Остриё

— И вот мы здесь, — сказал Свифт, спрыгивая с подъёмника. Он совсем не походил на того, кого ожидаешь увидеть в шкуре инквизитора. Жизнерадостный человек, любитель похлопать по спине, обладатель румяных щёк и лёгкого смеха. В кабинете Джеспера в Остенгорме он казался чудаковатым, даже немного нелепым. Эти щёки были всё такими же румяными, а смех таким же лёгким здесь внизу в шахте, во тьме. Но в этой обстановке они почему-то тревожили больше, чем любые угрожающие взгляды.

Это была большая пещера. Возможно, естественная галерея. Несомненно, дальше вглубь потолок становился ниже, там, где туннели извивались в толще породы, словно щупальца. Он был настолько низким, что заключённым приходилось работать лёжа на боку. Но здесь, у входа, он был настолько высоким, что терялся в гулкой темноте. Фонари были притушены до слабого мерцания — мера предосторожности против взрывоопасных газов, и место пахло как могила. Нет, куда хуже: как разрытая могила.
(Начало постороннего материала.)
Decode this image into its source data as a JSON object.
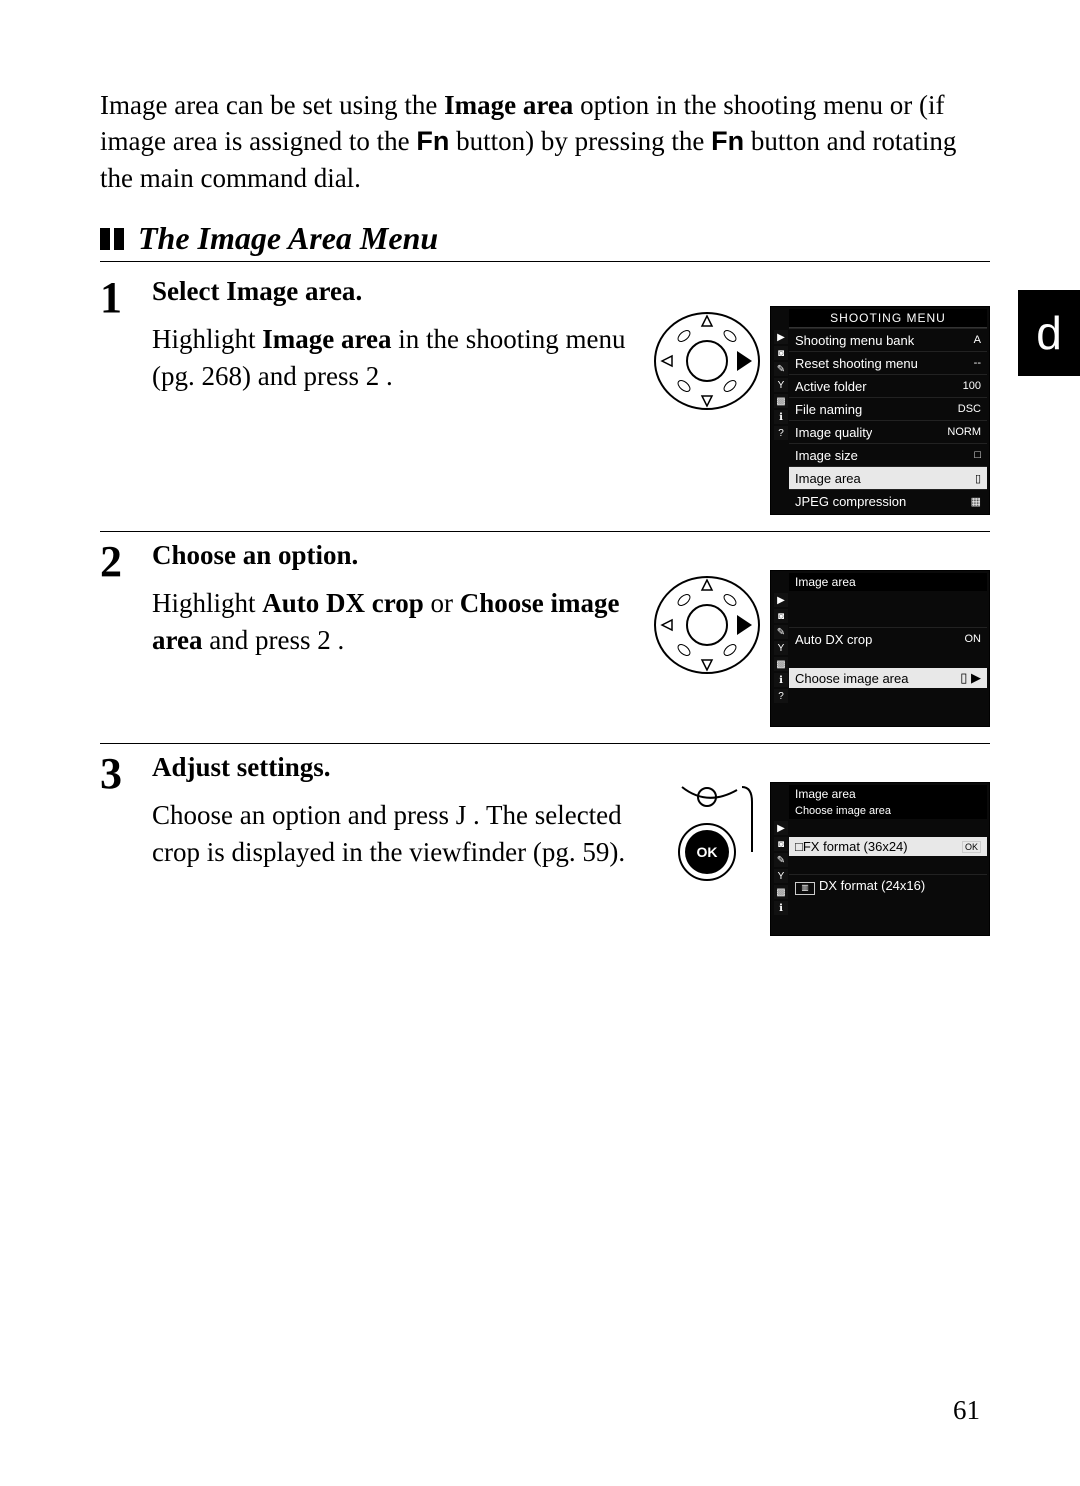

В этих редких лужицах света копошились люди. Если их можно было так назвать. Оборванные призраки мужчин, женщин и детей; истощённые, грязные, скрюченные, шатающиеся. Над ними стояли охранники. Практики в чёрных масках, с дубинками в кулаках. Большинство рабочих не поднимали глаз, погружённые в своё несчастье. Только одна женщина встретилась взглядом с Джеспером. Чёрные глаза, тускло поблёскивающие из-под спутанных волос, на лице настолько бледном и изможденном, что оно едва казалось живым. Что было в этом взгляде, который он едва мог выдержать? Джеспер видел бедность в трущобах Адуи и Вальбека, считал себя настоящим знатоком нищеты, но это было что-то иное.
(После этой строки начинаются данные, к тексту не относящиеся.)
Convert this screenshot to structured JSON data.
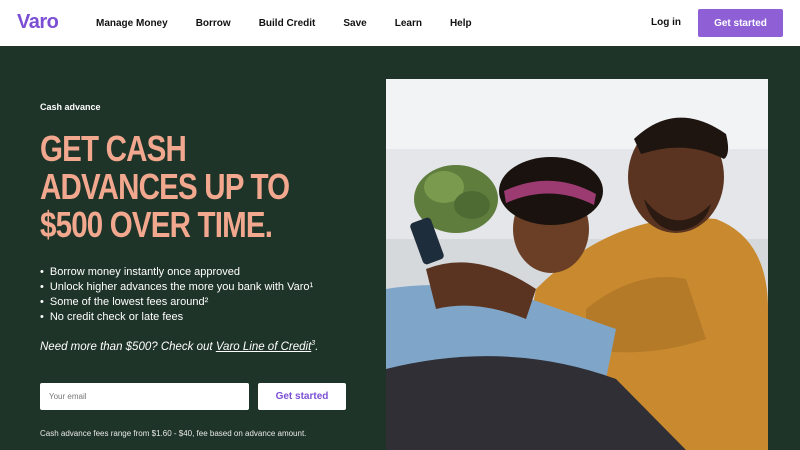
{
  "header": {
    "logo": "Varo",
    "nav": [
      "Manage Money",
      "Borrow",
      "Build Credit",
      "Save",
      "Learn",
      "Help"
    ],
    "login": "Log in",
    "cta": "Get started"
  },
  "hero": {
    "eyebrow": "Cash advance",
    "headline": "GET CASH ADVANCES UP TO $500 OVER TIME.",
    "bullets": [
      "Borrow money instantly once approved",
      "Unlock higher advances the more you bank with Varo¹",
      "Some of the lowest fees around²",
      "No credit check or late fees"
    ],
    "more_text": "Need more than $500? Check out ",
    "more_link": "Varo Line of Credit",
    "more_sup": "3",
    "more_end": ".",
    "email_placeholder": "Your email",
    "form_cta": "Get started",
    "footnote": "Cash advance fees range from $1.60 - $40, fee based on advance amount."
  },
  "colors": {
    "brand_purple": "#8f5fd6",
    "hero_bg": "#1f3428",
    "headline": "#f2a88f"
  }
}
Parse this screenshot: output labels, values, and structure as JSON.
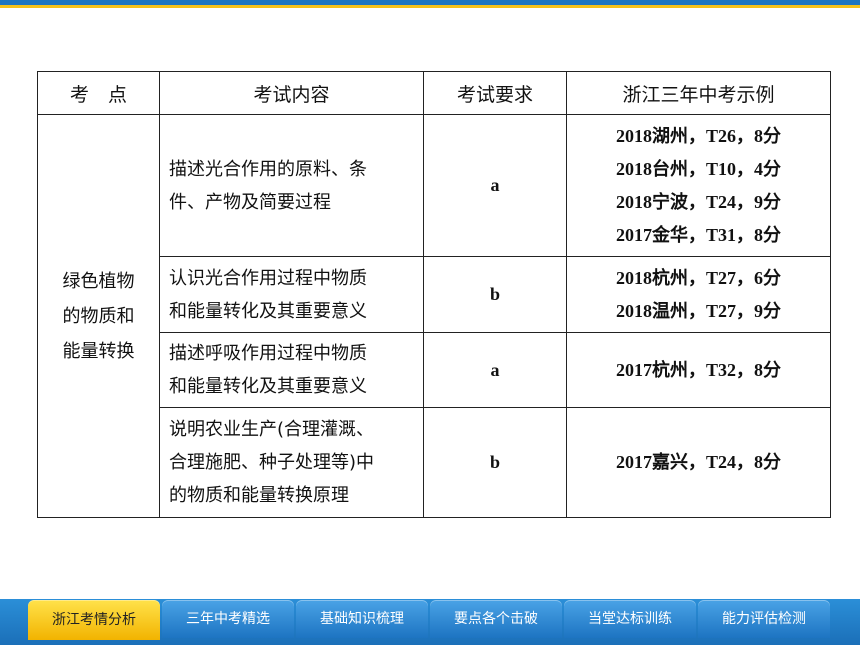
{
  "table": {
    "headers": [
      "考　点",
      "考试内容",
      "考试要求",
      "浙江三年中考示例"
    ],
    "category": [
      "绿色植物",
      "的物质和",
      "能量转换"
    ],
    "rows": [
      {
        "content": [
          "描述光合作用的原料、条",
          "件、产物及简要过程"
        ],
        "requirement": "a",
        "examples": [
          "2018湖州，T26，8分",
          "2018台州，T10，4分",
          "2018宁波，T24，9分",
          "2017金华，T31，8分"
        ]
      },
      {
        "content": [
          "认识光合作用过程中物质",
          "和能量转化及其重要意义"
        ],
        "requirement": "b",
        "examples": [
          "2018杭州，T27，6分",
          "2018温州，T27，9分"
        ]
      },
      {
        "content": [
          "描述呼吸作用过程中物质",
          "和能量转化及其重要意义"
        ],
        "requirement": "a",
        "examples": [
          "2017杭州，T32，8分"
        ]
      },
      {
        "content": [
          "说明农业生产(合理灌溉、",
          "合理施肥、种子处理等)中",
          "的物质和能量转换原理"
        ],
        "requirement": "b",
        "examples": [
          "2017嘉兴，T24，8分"
        ]
      }
    ]
  },
  "nav": {
    "tabs": [
      "浙江考情分析",
      "三年中考精选",
      "基础知识梳理",
      "要点各个击破",
      "当堂达标训练",
      "能力评估检测"
    ],
    "active_index": 0
  },
  "colors": {
    "accent_blue": "#1f76c2",
    "accent_yellow": "#f6c21c"
  }
}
Было удивительно тихо. Никаких разухабистых рабочих песен, как те, что Джеспер слышал в других железных рудниках Инглии, где рабочие были — по крайней мере, теоретически — вольны уйти. Дребезжащий грохот вагонеток. Звон и лязг загружаемой и разгружаемой руды. Где-то слышен плеск падающей воды. Чьё-то хриплое, с присвистом дыхание. Тишина изнеможения. Или ужаса. А может быть, сосланные в этот ледяной ад, они потеряли способность говорить. Превратились в скрюченных, роющихся в земле животных. Стали машинами для добычи руды, которые по какой-то случайности сотворили из плоти.

Инквизитор Свифт улыбнулся, обводя рукой большую подземную камеру с жестом театрального импресарио.

— Что скажете?

Джеспер едва ли знал, что ответить. Его сестра Тильда часто упрекала его в болтливости, но слова, казалось, на мгновение изменили ему. Он толком и не понимал, чего ожидал. Возможно, чего-то подобного, если бы задумался об этом. Но ничто не могло подготовить его к тому, чтобы увидеть это... увидеть их.

— Впечатляет, — сумел пробормотать он.

— Вот продукт. — Инквизитор Свифт поднял кусок руды из кучи рядом с подъёмником и бросил его. Джеспер едва нашёл в себе присутствие духа, чтобы поймать его. — Приемлемое качество. В последнее время становится даже лучше. Думаю, мы напали на хорошую жилу, дальше в глубине. — Дальше в глубине. В этот гребённый ад. Где потолки становятся ниже, потом ещё ниже. От самой мысли Джеспера затошнило. — Мы выдаём около двадцати тонн в хороший день, но если нужно больше, можем запустить ночные смены. В рабочей силе недостатка нет.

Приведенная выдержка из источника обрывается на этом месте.